Redirect 301 /page1.html /page2.html
This works well too except for the fact that after the remote redirection is done for page1.html I get the query part (?action=view&url=page2.html) displayed in browsers address bar. I perfectly understand that the HTMl rewriting rule simply added the query string part after it was done with the URL but what would I need to do to get rid of the query part after a remote 301 redirection is performed.
Just to add I tried the URL rewrite method too but it seems that whatever I do the L flag is simply ignored and the HTML rewrite rule is still executed.
RewriteRule ^page1\.html$ page2.html [L,R=301]
That's a rewrite redirect and should cut off the query string.
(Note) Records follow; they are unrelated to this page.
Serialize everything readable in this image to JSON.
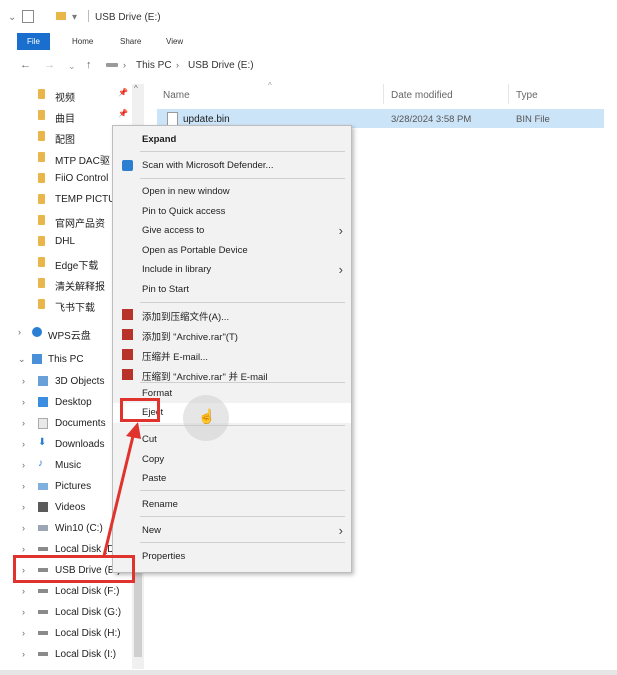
{
  "window": {
    "title": "USB Drive (E:)"
  },
  "ribbon": {
    "tabs": [
      "File",
      "Home",
      "Share",
      "View"
    ]
  },
  "address": {
    "crumbs": [
      "This PC",
      "USB Drive (E:)"
    ]
  },
  "nav_pane": {
    "quick_access": [
      "视频",
      "曲目",
      "配图",
      "MTP DAC驱",
      "FiiO Control",
      "TEMP PICTU",
      "官网产品资",
      "DHL",
      "Edge下载",
      "清关解释报",
      "飞书下载"
    ],
    "cloud": "WPS云盘",
    "this_pc": "This PC",
    "pc_items": [
      "3D Objects",
      "Desktop",
      "Documents",
      "Downloads",
      "Music",
      "Pictures",
      "Videos",
      "Win10 (C:)",
      "Local Disk (D",
      "USB Drive (E:)",
      "Local Disk (F:)",
      "Local Disk (G:)",
      "Local Disk (H:)",
      "Local Disk (I:)"
    ]
  },
  "file_list": {
    "columns": [
      "Name",
      "Date modified",
      "Type"
    ],
    "rows": [
      {
        "name": "update.bin",
        "date": "3/28/2024 3:58 PM",
        "type": "BIN File"
      }
    ]
  },
  "context_menu": {
    "items": [
      {
        "label": "Expand",
        "bold": true
      },
      {
        "label": "Scan with Microsoft Defender..."
      },
      {
        "label": "Open in new window"
      },
      {
        "label": "Pin to Quick access"
      },
      {
        "label": "Give access to",
        "submenu": true
      },
      {
        "label": "Open as Portable Device"
      },
      {
        "label": "Include in library",
        "submenu": true
      },
      {
        "label": "Pin to Start"
      },
      {
        "label": "添加到压缩文件(A)..."
      },
      {
        "label": "添加到 \"Archive.rar\"(T)"
      },
      {
        "label": "压缩并 E-mail..."
      },
      {
        "label": "压缩到 \"Archive.rar\" 并 E-mail"
      },
      {
        "label": "Format"
      },
      {
        "label": "Eject"
      },
      {
        "label": "Cut"
      },
      {
        "label": "Copy"
      },
      {
        "label": "Paste"
      },
      {
        "label": "Rename"
      },
      {
        "label": "New",
        "submenu": true
      },
      {
        "label": "Properties"
      }
    ]
  },
  "colors": {
    "accent": "#1a6fce",
    "highlight": "#e0332e",
    "selection": "#cce4f7"
  }
}
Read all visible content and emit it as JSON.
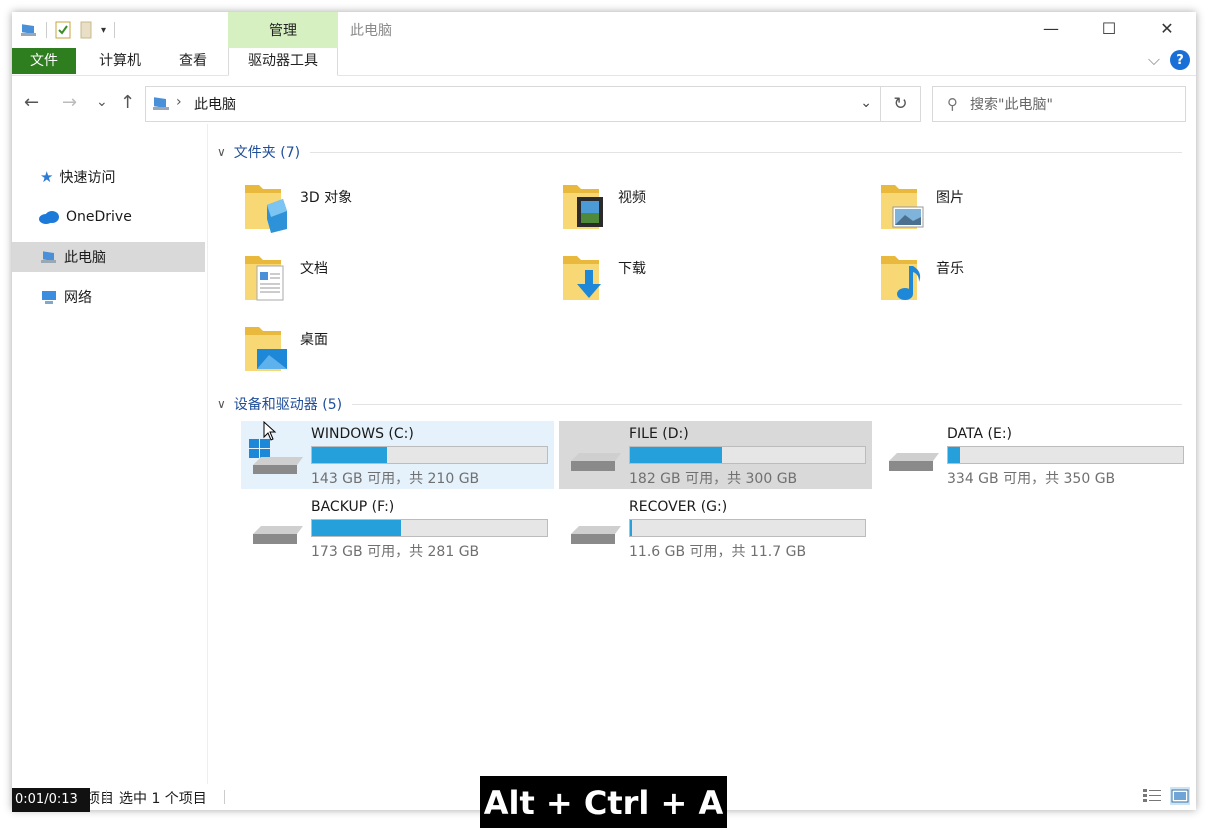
{
  "titlebar": {
    "manage_tab": "管理",
    "title": "此电脑",
    "minimize": "—",
    "maximize": "☐",
    "close": "✕"
  },
  "ribbon": {
    "file": "文件",
    "computer": "计算机",
    "view": "查看",
    "drive_tools": "驱动器工具",
    "collapse": "⌵",
    "help": "?"
  },
  "nav": {
    "back": "←",
    "forward": "→",
    "recent": "⌄",
    "up": "↑",
    "path_sep": "›",
    "path": "此电脑",
    "dropdown": "⌄",
    "refresh": "↻",
    "search_placeholder": "搜索\"此电脑\""
  },
  "sidebar": {
    "items": [
      {
        "label": "快速访问",
        "icon": "star-icon"
      },
      {
        "label": "OneDrive",
        "icon": "cloud-icon"
      },
      {
        "label": "此电脑",
        "icon": "computer-icon"
      },
      {
        "label": "网络",
        "icon": "network-icon"
      }
    ]
  },
  "folders_group": {
    "header": "文件夹 (7)",
    "items": [
      {
        "label": "3D 对象",
        "icon": "3d-objects-folder-icon"
      },
      {
        "label": "视频",
        "icon": "videos-folder-icon"
      },
      {
        "label": "图片",
        "icon": "pictures-folder-icon"
      },
      {
        "label": "文档",
        "icon": "documents-folder-icon"
      },
      {
        "label": "下载",
        "icon": "downloads-folder-icon"
      },
      {
        "label": "音乐",
        "icon": "music-folder-icon"
      },
      {
        "label": "桌面",
        "icon": "desktop-folder-icon"
      }
    ]
  },
  "drives_group": {
    "header": "设备和驱动器 (5)",
    "items": [
      {
        "name": "WINDOWS (C:)",
        "free": "143 GB 可用，共 210 GB",
        "used_fraction": 0.32
      },
      {
        "name": "FILE (D:)",
        "free": "182 GB 可用，共 300 GB",
        "used_fraction": 0.39
      },
      {
        "name": "DATA (E:)",
        "free": "334 GB 可用，共 350 GB",
        "used_fraction": 0.05
      },
      {
        "name": "BACKUP (F:)",
        "free": "173 GB 可用，共 281 GB",
        "used_fraction": 0.38
      },
      {
        "name": "RECOVER (G:)",
        "free": "11.6 GB 可用，共 11.7 GB",
        "used_fraction": 0.01
      }
    ]
  },
  "status": {
    "items_count": "项目",
    "selected": "选中 1 个项目"
  },
  "overlay": {
    "timer": "0:01/0:13",
    "keys": "Alt + Ctrl + A"
  },
  "colors": {
    "accent": "#26a0da",
    "file_tab": "#2e7d1f",
    "manage_tab": "#d6f0c2",
    "header_text": "#1f4e99"
  }
}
Put it before your other 3 rules, otherwise it will be ignored.
I don't know how much the solution may change with the web-server and the web-server version, but what worked for me was "When you want to erase an existing query string, end the substitution string with just a question mark".
See "Modifying the Query String" at http://httpd.apache.org/docs/current/mod/mod_rewrite.html#rewriterule (Apache v2.4)
So,
RewriteRule ^page1\.html$ page2.html? [L,R=3xx]
The R flag is needed for the new URI to be showed and not the original with the query string. But even without the R flag, the query string will not be passed.